What you're seeing is a deflation bubble. Almost everything has been in a bubble, stocks, bonds, collectibles, even art is out in outer space, Russell added.
While they are keeping their cool, Wall Street's elder class does acknowledge the current environment is in some ways different than anything they have experienced.
This is an unusual, unique shock because we've never had a national shrinkage in housing prices and demand in my working life, said Robert Stovall, 81, global strategist at Sarasota, Florida-based Wood Asset Management Inc.
I have to conclude, looking at what's happened because of predatory lending, that it's a national thing and it is probably going to get worse, said Stovall, who like Russell is a veteran of both Wall Street and World War II.

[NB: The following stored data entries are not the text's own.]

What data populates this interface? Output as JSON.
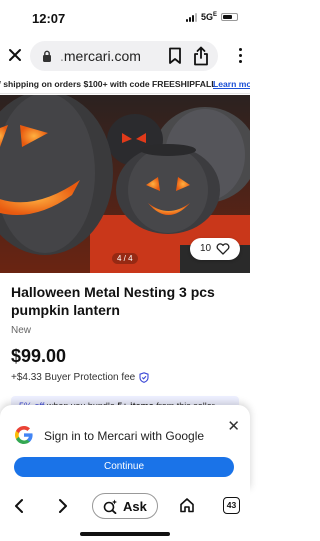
{
  "status_bar": {
    "time": "12:07",
    "network": "5G",
    "network_suffix": "E"
  },
  "browser": {
    "url_dim": ".",
    "url_host": "mercari.com",
    "icons": [
      "close-icon",
      "lock-icon",
      "bookmark-icon",
      "share-icon",
      "more-icon"
    ]
  },
  "promo": {
    "text": "f shipping on orders $100+ with code FREESHIPFALL",
    "link": "Learn mo"
  },
  "gallery": {
    "page_indicator": "4 / 4",
    "like_count": "10"
  },
  "item": {
    "title": "Halloween Metal Nesting 3 pcs pumpkin lantern",
    "condition": "New",
    "price": "$99.00",
    "fee": "+$4.33 Buyer Protection fee"
  },
  "bundle": {
    "percent": "5% off",
    "text_1": " when you bundle ",
    "count": "5+ items",
    "text_2": " from this seller"
  },
  "signin_sheet": {
    "title": "Sign in to Mercari with Google",
    "button": "Continue"
  },
  "bottom_nav": {
    "ask_label": "Ask",
    "tab_count": "43"
  },
  "colors": {
    "link": "#1a4fd6",
    "continue_button": "#1a73e8",
    "bundle_bg": "#eef0ff",
    "bundle_accent": "#3d49d6",
    "pumpkin_glow": "#f06a1c"
  }
}
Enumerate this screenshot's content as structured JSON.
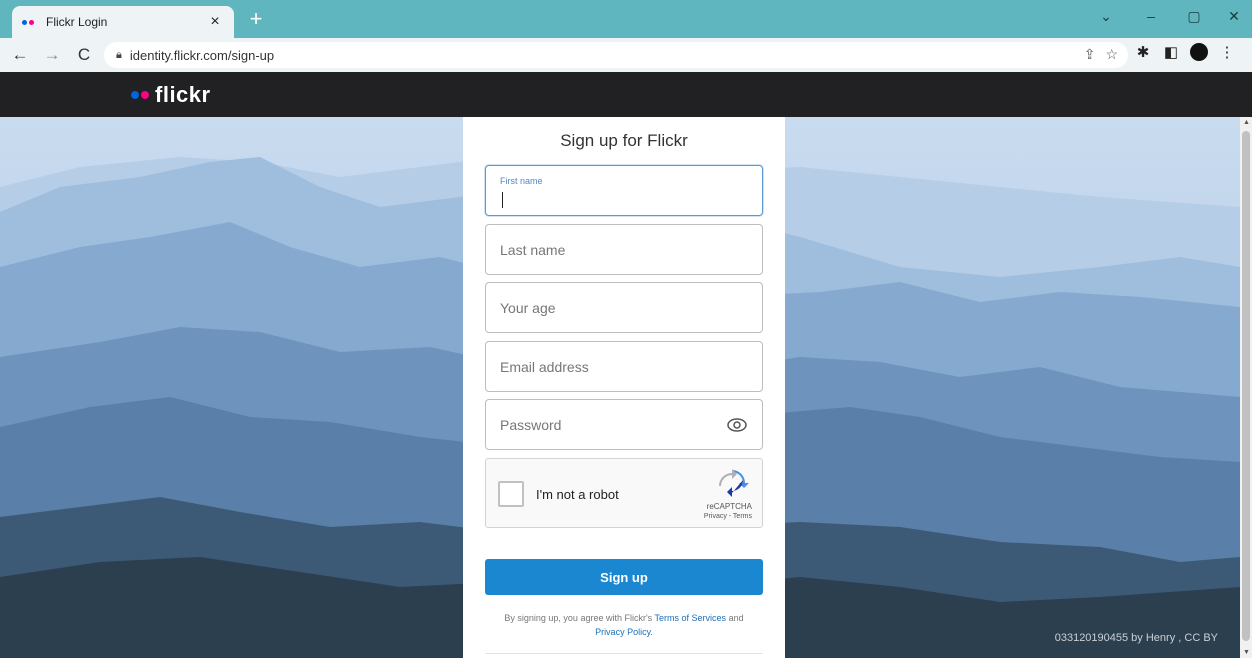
{
  "browser": {
    "tab_title": "Flickr Login",
    "tab_close": "×",
    "new_tab": "+",
    "url": "identity.flickr.com/sign-up",
    "window_controls": [
      "⌄",
      "–",
      "▢",
      "✕"
    ]
  },
  "header": {
    "logo_text": "flickr",
    "brand_colors": {
      "blue": "#0063dc",
      "pink": "#ff0084",
      "header_bg": "#212124"
    }
  },
  "form": {
    "title": "Sign up for Flickr",
    "fields": {
      "first_name": "First name",
      "last_name": "Last name",
      "age": "Your age",
      "email": "Email address",
      "password": "Password"
    },
    "recaptcha": {
      "label": "I'm not a robot",
      "brand": "reCAPTCHA",
      "links": "Privacy - Terms"
    },
    "submit_label": "Sign up",
    "legal": {
      "prefix": "By signing up, you agree with Flickr's",
      "terms_link": "Terms of Services",
      "conjunction": "and",
      "privacy_link": "Privacy Policy."
    },
    "accent_color": "#1c87d1"
  },
  "background": {
    "credit": "033120190455 by Henry , CC BY"
  }
}
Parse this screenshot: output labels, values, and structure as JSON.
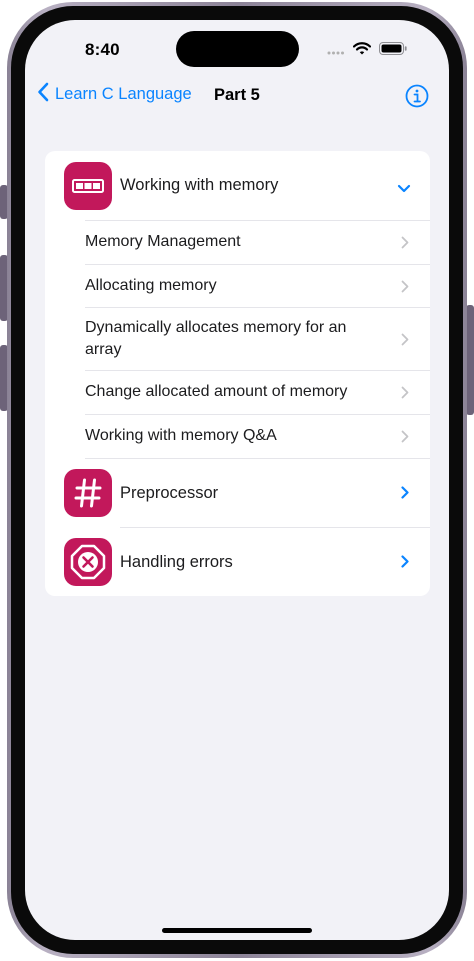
{
  "status_bar": {
    "time": "8:40",
    "signal_icon": "signal-icon",
    "wifi_icon": "wifi-icon",
    "battery_icon": "battery-icon"
  },
  "nav": {
    "back_label": "Learn C Language",
    "title": "Part 5",
    "info_icon": "info-icon"
  },
  "sections": [
    {
      "label": "Working with memory",
      "icon": "memory-icon",
      "expanded": true,
      "items": [
        "Memory Management",
        "Allocating memory",
        "Dynamically allocates memory for an array",
        "Change allocated amount of memory",
        "Working with memory Q&A"
      ]
    },
    {
      "label": "Preprocessor",
      "icon": "hash-icon",
      "expanded": false
    },
    {
      "label": "Handling errors",
      "icon": "error-octagon-icon",
      "expanded": false
    }
  ],
  "colors": {
    "accent": "#0a84ff",
    "icon_bg": "#c2185b",
    "background": "#f2f2f7",
    "card": "#ffffff"
  }
}
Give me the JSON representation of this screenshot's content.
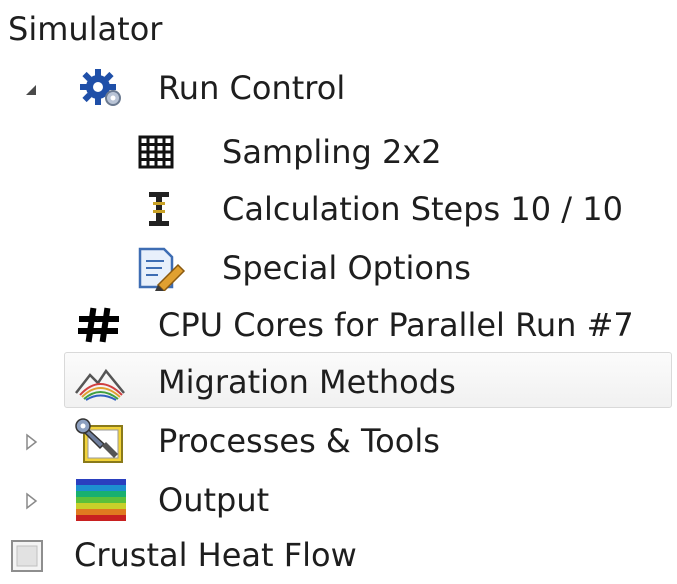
{
  "tree": {
    "root_label": "Simulator",
    "run_control": {
      "label": "Run Control",
      "icon": "gear-icon",
      "expanded": true,
      "children": [
        {
          "label": "Sampling 2x2",
          "icon": "grid-icon"
        },
        {
          "label": "Calculation Steps 10 / 10",
          "icon": "steps-icon"
        },
        {
          "label": "Special Options",
          "icon": "edit-document-icon"
        }
      ]
    },
    "cpu_cores": {
      "label": "CPU Cores for Parallel Run #7",
      "icon": "hash-icon"
    },
    "migration_methods": {
      "label": "Migration Methods",
      "icon": "migration-icon",
      "selected": true
    },
    "processes_tools": {
      "label": "Processes & Tools",
      "icon": "tools-icon",
      "expanded": false
    },
    "output": {
      "label": "Output",
      "icon": "output-layers-icon",
      "expanded": false
    },
    "crustal_heat_flow": {
      "label": "Crustal Heat Flow",
      "icon": "checkbox-icon",
      "checked": false
    }
  },
  "colors": {
    "selection_border": "#d9d9d9",
    "text": "#1e1e1e",
    "gear_blue": "#1f4fa8"
  }
}
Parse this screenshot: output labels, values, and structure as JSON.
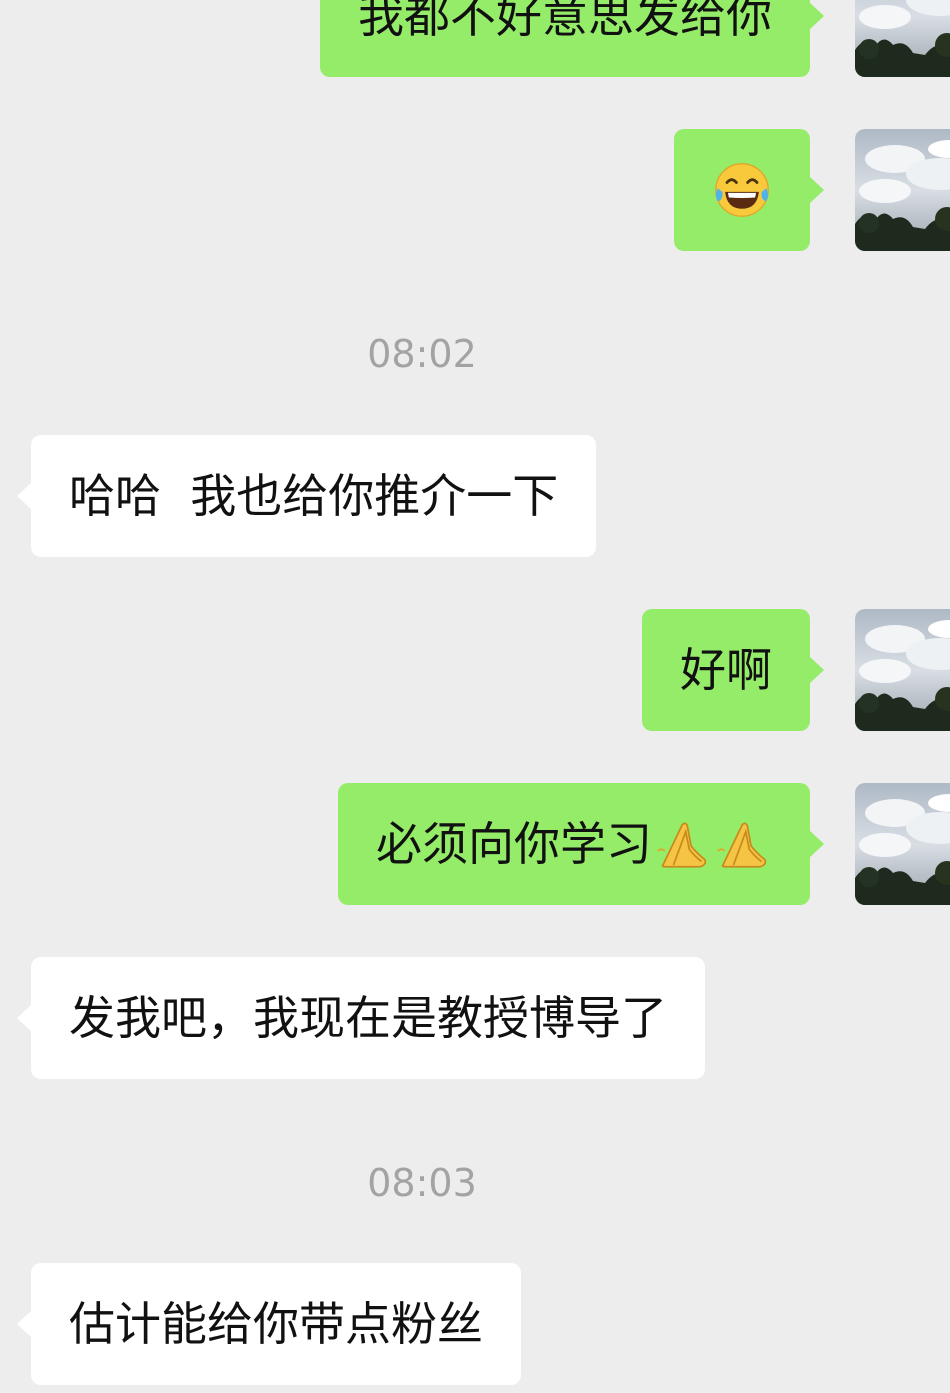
{
  "messages": [
    {
      "id": "m1",
      "direction": "out",
      "text": "我都不好意思发给你"
    },
    {
      "id": "m2",
      "direction": "out",
      "emoji": "tears-of-joy-emoji"
    },
    {
      "id": "t1",
      "type": "timestamp",
      "text": "08:02"
    },
    {
      "id": "m3",
      "direction": "in",
      "text": "哈哈  我也给你推介一下"
    },
    {
      "id": "m4",
      "direction": "out",
      "text": "好啊"
    },
    {
      "id": "m5",
      "direction": "out",
      "text": "必须向你学习",
      "trailing_emoji": [
        "folded-hands-emoji",
        "folded-hands-emoji"
      ]
    },
    {
      "id": "m6",
      "direction": "in",
      "text": "发我吧，我现在是教授博导了"
    },
    {
      "id": "t2",
      "type": "timestamp",
      "text": "08:03"
    },
    {
      "id": "m7",
      "direction": "in",
      "text": "估计能给你带点粉丝"
    }
  ],
  "colors": {
    "background": "#ededed",
    "outgoing_bubble": "#95ec69",
    "incoming_bubble": "#ffffff",
    "timestamp_text": "#a3a3a3"
  }
}
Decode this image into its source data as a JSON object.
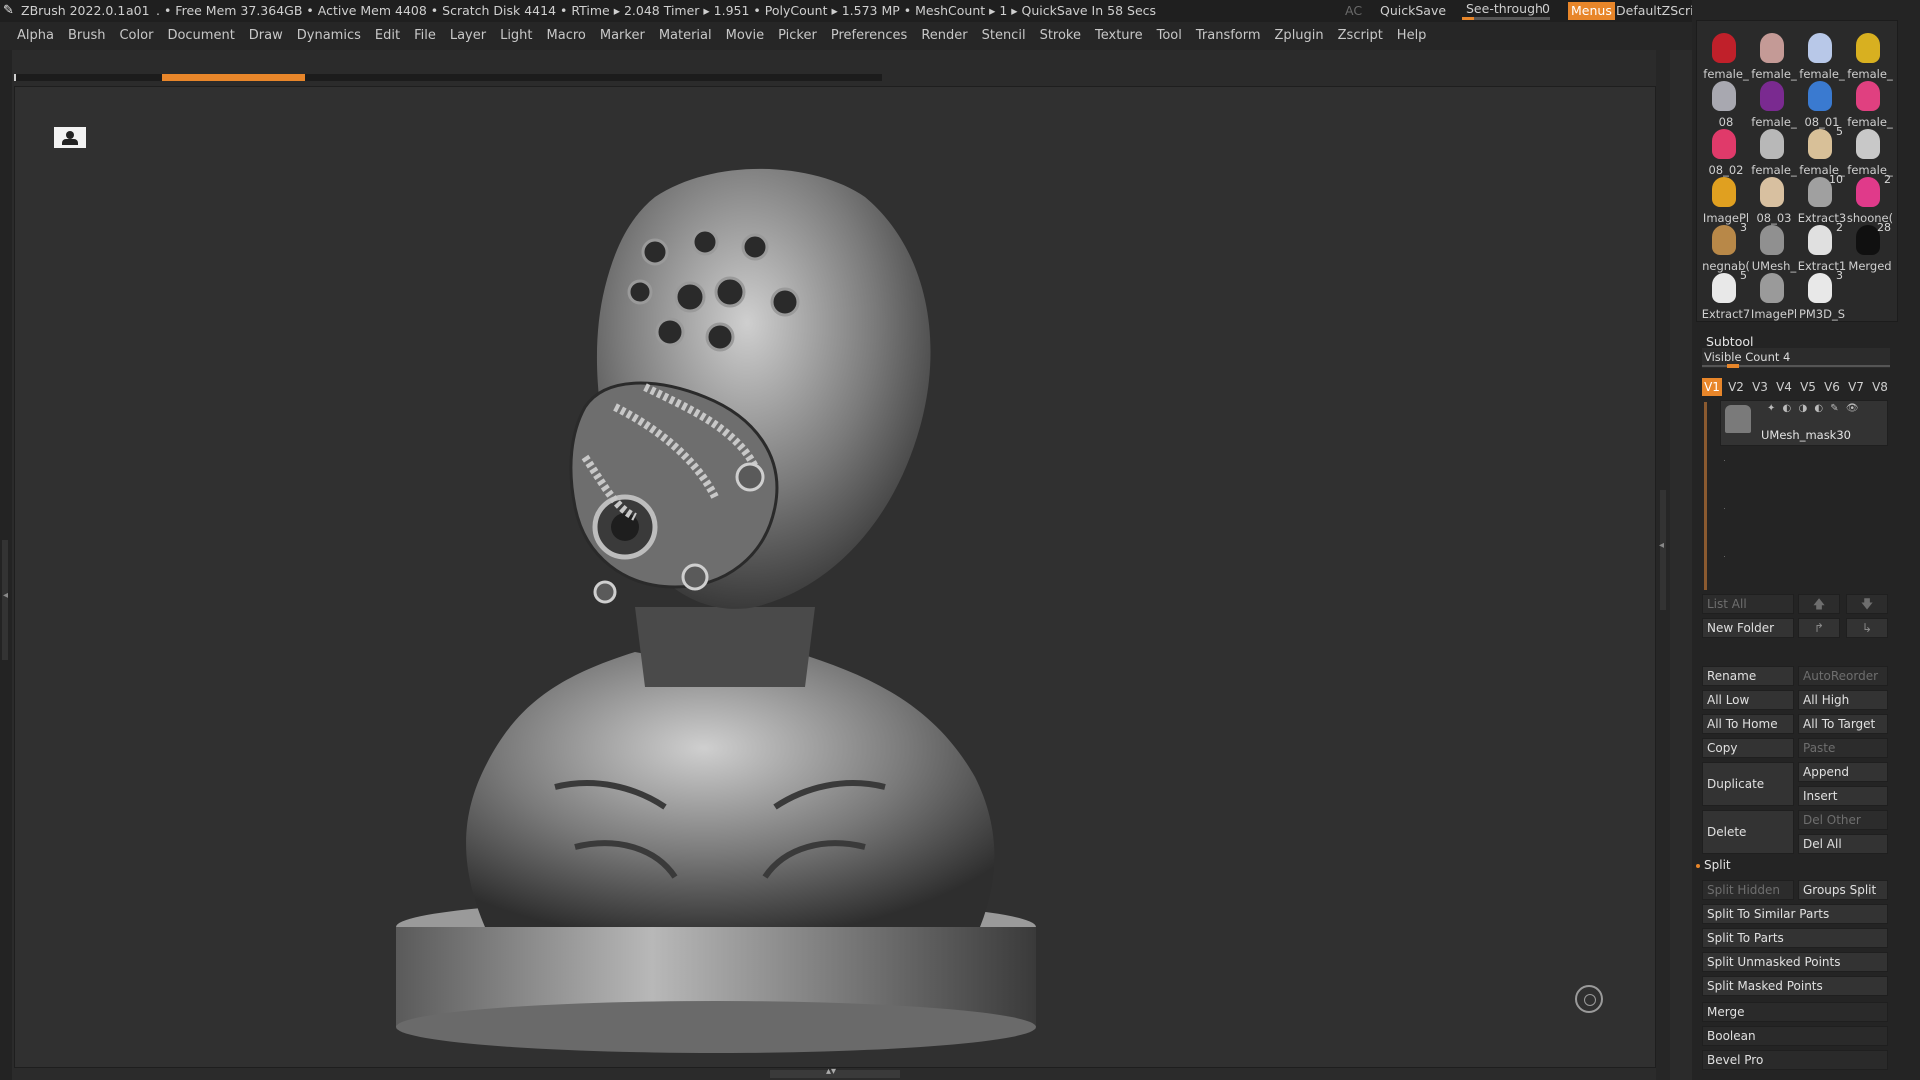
{
  "titlebar": {
    "app": "ZBrush 2022.0.1",
    "doc": "a01",
    "stats": ". • Free Mem 37.364GB • Active Mem 4408 • Scratch Disk 4414 •  RTime ▸ 2.048 Timer ▸ 1.951 • PolyCount ▸ 1.573 MP  • MeshCount ▸ 1   ▸ QuickSave In 58 Secs",
    "ac": "AC",
    "quicksave": "QuickSave",
    "seethrough": "See-through",
    "seethrough_value": "0",
    "menus": "Menus",
    "script": "DefaultZScript"
  },
  "menubar": [
    "Alpha",
    "Brush",
    "Color",
    "Document",
    "Draw",
    "Dynamics",
    "Edit",
    "File",
    "Layer",
    "Light",
    "Macro",
    "Marker",
    "Material",
    "Movie",
    "Picker",
    "Preferences",
    "Render",
    "Stencil",
    "Stroke",
    "Texture",
    "Tool",
    "Transform",
    "Zplugin",
    "Zscript",
    "Help"
  ],
  "tools": [
    {
      "label": "female_",
      "color": "#c0202a",
      "count": ""
    },
    {
      "label": "female_",
      "color": "#c49a96",
      "count": ""
    },
    {
      "label": "female_",
      "color": "#b8c8e8",
      "count": ""
    },
    {
      "label": "female_",
      "color": "#d8b020",
      "count": ""
    },
    {
      "label": "08",
      "color": "#a8a8b0",
      "count": ""
    },
    {
      "label": "female_",
      "color": "#7a2a90",
      "count": ""
    },
    {
      "label": "08_01",
      "color": "#3a7ad0",
      "count": ""
    },
    {
      "label": "female_",
      "color": "#e04080",
      "count": ""
    },
    {
      "label": "08_02",
      "color": "#e03a6a",
      "count": ""
    },
    {
      "label": "female_",
      "color": "#b8b8b8",
      "count": ""
    },
    {
      "label": "female_",
      "color": "#d8c098",
      "count": "5"
    },
    {
      "label": "female_",
      "color": "#c8c8c8",
      "count": ""
    },
    {
      "label": "ImagePl",
      "color": "#e0a020",
      "count": ""
    },
    {
      "label": "08_03",
      "color": "#d8c0a0",
      "count": ""
    },
    {
      "label": "Extract3",
      "color": "#a0a0a0",
      "count": "10"
    },
    {
      "label": "shoone(",
      "color": "#e03a8a",
      "count": "2"
    },
    {
      "label": "negnab(",
      "color": "#b88848",
      "count": "3"
    },
    {
      "label": "UMesh_",
      "color": "#909090",
      "count": ""
    },
    {
      "label": "Extract1",
      "color": "#e0e0e0",
      "count": "2"
    },
    {
      "label": "Merged",
      "color": "#101010",
      "count": "28"
    },
    {
      "label": "Extract7",
      "color": "#e8e8e8",
      "count": "5"
    },
    {
      "label": "ImagePl",
      "color": "#9a9a9a",
      "count": ""
    },
    {
      "label": "PM3D_S",
      "color": "#e8e8e8",
      "count": "3"
    }
  ],
  "subtool": {
    "title": "Subtool",
    "visible_count": "Visible Count 4",
    "vtabs": [
      "V1",
      "V2",
      "V3",
      "V4",
      "V5",
      "V6",
      "V7",
      "V8"
    ],
    "item_name": "UMesh_mask30",
    "list_all": "List All",
    "new_folder": "New Folder",
    "rename": "Rename",
    "autoreorder": "AutoReorder",
    "all_low": "All Low",
    "all_high": "All High",
    "all_to_home": "All To Home",
    "all_to_target": "All To Target",
    "copy": "Copy",
    "paste": "Paste",
    "duplicate": "Duplicate",
    "append": "Append",
    "insert": "Insert",
    "delete": "Delete",
    "del_other": "Del Other",
    "del_all": "Del All",
    "split": "Split",
    "split_hidden": "Split Hidden",
    "groups_split": "Groups Split",
    "split_similar": "Split To Similar Parts",
    "split_parts": "Split To Parts",
    "split_unmasked": "Split Unmasked Points",
    "split_masked": "Split Masked Points",
    "merge": "Merge",
    "boolean": "Boolean",
    "bevel_pro": "Bevel Pro"
  },
  "colors": {
    "accent": "#e8862a",
    "bg": "#2b2b2b",
    "panel": "#242424"
  }
}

This is much bigger than 1987 in implication, said Russell, referring to four straight days of declines that lopped about 30 percent off the S&P 500.
In '87 the market collapsed and it was over. The housing thing could really hit hardest next year. Banks are going to be in the real estate business, said Russell.
He is no stranger to the havoc wrought by market collapses. Russell's uncle jumped from a window after the crash of 1929, when the Dow plunged nearly 24 percent in two days. His grandfather committed suicide after suffering ruin in the panic of 1907, when speculation in copper shares brought banks to the brink of collapse.
One condition that could make the current mortgage-related meltdown more thorny than past crises is that markets have become more globalized, with trouble quickly spilling into other asset classes and national borders, both Stovall and Russell noted.
However, Nabi, who will celebrate his 54th year on Wall Street in December, remains sanguine.
In my judgment there's too much pessimism in this market. I realize we have a problem, but I don't think it is a problem that will knock the bottom out of the economy or the financial system, he said. We still have many measures we can take.